A window is open on the second floor. Most of the doors on these buildings are locked, so the only way in is through the windows, and I don’t like breaking glass. It’s too loud, attracts too much attention. Even in a dead city, attention is not what I want.
I clamber up the fire escape toward the second floor. The bars are rusty, and I’m careful not to cut my hands. Once upon a time, we could go to a doctor if we hurt ourselves. Now there are no doctors, no hospitals, no nurses. If I’m hurt, I’ll stay hurt. Or deal with it myself.

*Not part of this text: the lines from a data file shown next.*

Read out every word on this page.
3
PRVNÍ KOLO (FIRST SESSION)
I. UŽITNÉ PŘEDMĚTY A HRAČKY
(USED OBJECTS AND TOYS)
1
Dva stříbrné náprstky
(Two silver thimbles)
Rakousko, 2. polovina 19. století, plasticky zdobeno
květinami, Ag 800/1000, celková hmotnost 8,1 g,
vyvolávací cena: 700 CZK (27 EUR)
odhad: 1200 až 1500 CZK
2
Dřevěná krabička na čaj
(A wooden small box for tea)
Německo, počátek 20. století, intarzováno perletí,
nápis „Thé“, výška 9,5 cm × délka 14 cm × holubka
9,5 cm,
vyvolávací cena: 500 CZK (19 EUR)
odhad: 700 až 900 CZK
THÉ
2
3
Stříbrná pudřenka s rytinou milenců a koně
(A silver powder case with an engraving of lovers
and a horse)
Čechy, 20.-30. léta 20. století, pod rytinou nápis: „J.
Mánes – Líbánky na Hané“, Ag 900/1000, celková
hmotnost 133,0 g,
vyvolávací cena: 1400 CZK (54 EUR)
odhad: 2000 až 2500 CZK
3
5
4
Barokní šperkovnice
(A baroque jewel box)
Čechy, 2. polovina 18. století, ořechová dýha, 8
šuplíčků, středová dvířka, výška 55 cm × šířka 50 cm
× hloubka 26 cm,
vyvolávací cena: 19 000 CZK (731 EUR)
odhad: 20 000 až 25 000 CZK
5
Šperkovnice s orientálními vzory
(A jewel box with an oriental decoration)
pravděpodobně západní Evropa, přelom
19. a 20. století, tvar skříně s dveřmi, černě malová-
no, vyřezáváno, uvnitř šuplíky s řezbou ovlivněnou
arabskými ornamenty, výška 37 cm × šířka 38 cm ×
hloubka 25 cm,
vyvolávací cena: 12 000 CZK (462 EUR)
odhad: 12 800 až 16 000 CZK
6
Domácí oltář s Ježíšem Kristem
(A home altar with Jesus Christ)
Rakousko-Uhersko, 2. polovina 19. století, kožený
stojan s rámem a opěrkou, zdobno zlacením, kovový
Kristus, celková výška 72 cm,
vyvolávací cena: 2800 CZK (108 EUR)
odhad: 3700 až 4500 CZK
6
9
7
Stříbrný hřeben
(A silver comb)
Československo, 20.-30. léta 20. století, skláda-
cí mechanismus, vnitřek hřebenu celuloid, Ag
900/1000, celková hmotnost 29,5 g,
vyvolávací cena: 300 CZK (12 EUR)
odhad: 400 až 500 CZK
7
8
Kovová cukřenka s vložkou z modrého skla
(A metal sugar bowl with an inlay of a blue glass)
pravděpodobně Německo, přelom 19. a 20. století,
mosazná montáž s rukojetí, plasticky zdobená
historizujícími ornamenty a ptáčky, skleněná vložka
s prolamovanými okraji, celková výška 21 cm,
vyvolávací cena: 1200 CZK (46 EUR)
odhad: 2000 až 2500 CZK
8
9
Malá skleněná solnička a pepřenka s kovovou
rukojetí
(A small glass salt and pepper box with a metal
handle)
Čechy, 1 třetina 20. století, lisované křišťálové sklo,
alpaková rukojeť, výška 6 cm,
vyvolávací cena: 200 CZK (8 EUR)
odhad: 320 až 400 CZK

And I don’t have the kind of experience, or courage, to stitch up my own hands.
Inside the apartment, I sift through the remains of what used to be someone’s life. Plates and cutlery are scattered on a table, crusted with food so old there’s nothing left even for the mold anymore. Dust clings to the stove, the sink, the chairs. A child’s doll lies in the corner.
The food in the fridge is long ago spoiled, but I find some stale crackers in the pantry, a bag of trail mix. A box of pasta. And water. Bottled water. It might as well be gold. I tuck as many bottles as I can fit into my backpack and hide the rest until I can come back. They’ll fetch a high price on the black market. Imagine: water that isn’t contaminated, that we don’t have to filter.